How to select the column from a Polars Dataframe that has the largest sum?

I have Polars dataframe with a bunch of columns I need to find the column with, for example, the largest sum.

The below snippet sums all of the columns:

df = pl.DataFrame(
    {
        "a": [0, 1, 3, 4],
        "b": [0, 0, 0, 0],
        "c": [1, 0, 1, 0],
    }
)

max_col = df.select(pl.col(df.columns).sum())

shape: (1, 3)
┌─────┬─────┬─────┐
│ a   ┆ b   ┆ c   │
│ --- ┆ --- ┆ --- │
│ i64 ┆ i64 ┆ i64 │
╞═════╪═════╪═════╡
│ 8   ┆ 0   ┆ 2   │
└─────┴─────┴─────┘

But I'm missing the last step of selecting the column with the largest value?

Solution

I would do this as a unpivot/filter.

  df \
    .select(pl.all().sum()) \
    .unpivot() \
    .filter(pl.col('value')==pl.col('value').max())

If you want the original shape then a single chain is a bit tougher.

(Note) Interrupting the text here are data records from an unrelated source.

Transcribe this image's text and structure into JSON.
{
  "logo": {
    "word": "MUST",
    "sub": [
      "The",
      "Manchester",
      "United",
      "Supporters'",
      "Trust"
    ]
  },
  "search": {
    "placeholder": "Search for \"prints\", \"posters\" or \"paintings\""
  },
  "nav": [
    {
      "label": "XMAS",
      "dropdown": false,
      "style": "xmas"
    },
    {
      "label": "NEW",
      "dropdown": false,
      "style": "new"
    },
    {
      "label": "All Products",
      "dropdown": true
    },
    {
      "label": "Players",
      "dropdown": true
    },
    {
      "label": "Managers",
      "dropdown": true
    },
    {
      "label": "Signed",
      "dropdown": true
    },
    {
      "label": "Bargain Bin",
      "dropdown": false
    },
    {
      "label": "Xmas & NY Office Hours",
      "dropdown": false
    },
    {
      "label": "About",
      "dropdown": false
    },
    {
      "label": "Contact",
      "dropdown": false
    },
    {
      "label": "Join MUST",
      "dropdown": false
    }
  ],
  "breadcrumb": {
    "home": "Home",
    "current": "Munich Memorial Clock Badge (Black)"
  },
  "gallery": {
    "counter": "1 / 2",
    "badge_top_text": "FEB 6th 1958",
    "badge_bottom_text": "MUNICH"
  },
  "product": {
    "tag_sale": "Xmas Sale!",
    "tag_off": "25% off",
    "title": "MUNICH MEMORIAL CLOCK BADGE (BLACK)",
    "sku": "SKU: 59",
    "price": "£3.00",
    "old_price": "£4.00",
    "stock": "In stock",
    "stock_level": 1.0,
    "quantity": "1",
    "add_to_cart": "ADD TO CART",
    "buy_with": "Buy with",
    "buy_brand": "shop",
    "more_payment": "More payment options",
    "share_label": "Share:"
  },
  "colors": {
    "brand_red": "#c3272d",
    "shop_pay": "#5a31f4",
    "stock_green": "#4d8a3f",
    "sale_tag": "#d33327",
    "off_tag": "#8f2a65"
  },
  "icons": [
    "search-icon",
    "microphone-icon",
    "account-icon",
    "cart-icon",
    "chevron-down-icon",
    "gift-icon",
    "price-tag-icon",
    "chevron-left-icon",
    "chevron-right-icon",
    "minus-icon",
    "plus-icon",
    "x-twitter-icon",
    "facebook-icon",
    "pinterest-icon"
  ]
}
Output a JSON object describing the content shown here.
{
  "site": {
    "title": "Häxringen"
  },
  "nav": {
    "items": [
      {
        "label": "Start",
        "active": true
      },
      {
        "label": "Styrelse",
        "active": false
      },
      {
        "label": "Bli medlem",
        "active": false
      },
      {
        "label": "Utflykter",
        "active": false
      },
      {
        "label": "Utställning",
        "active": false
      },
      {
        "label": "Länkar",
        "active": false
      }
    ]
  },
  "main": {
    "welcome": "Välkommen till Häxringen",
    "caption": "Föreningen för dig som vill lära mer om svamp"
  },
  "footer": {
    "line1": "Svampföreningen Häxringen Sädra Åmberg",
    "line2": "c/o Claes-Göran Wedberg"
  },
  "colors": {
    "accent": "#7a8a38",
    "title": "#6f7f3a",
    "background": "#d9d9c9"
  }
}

I'd just do it like this instead.

allcalc=df \
    .select(pl.all().sum())
allcalc.select(allcalc.unpivot().filter(pl.col('value')==pl.col('value').max()) \
       .get_column('variable').to_list())

The above works if there is a tie, for instance if you have:

df=pl.DataFrame(
    {
        "a": [0, 1, 3, 4],
        "b": [0, 0, 0, 0],
        "c": [1, 0, 1, 6],
    }
)

then you'll get 'a' and 'c' in either case.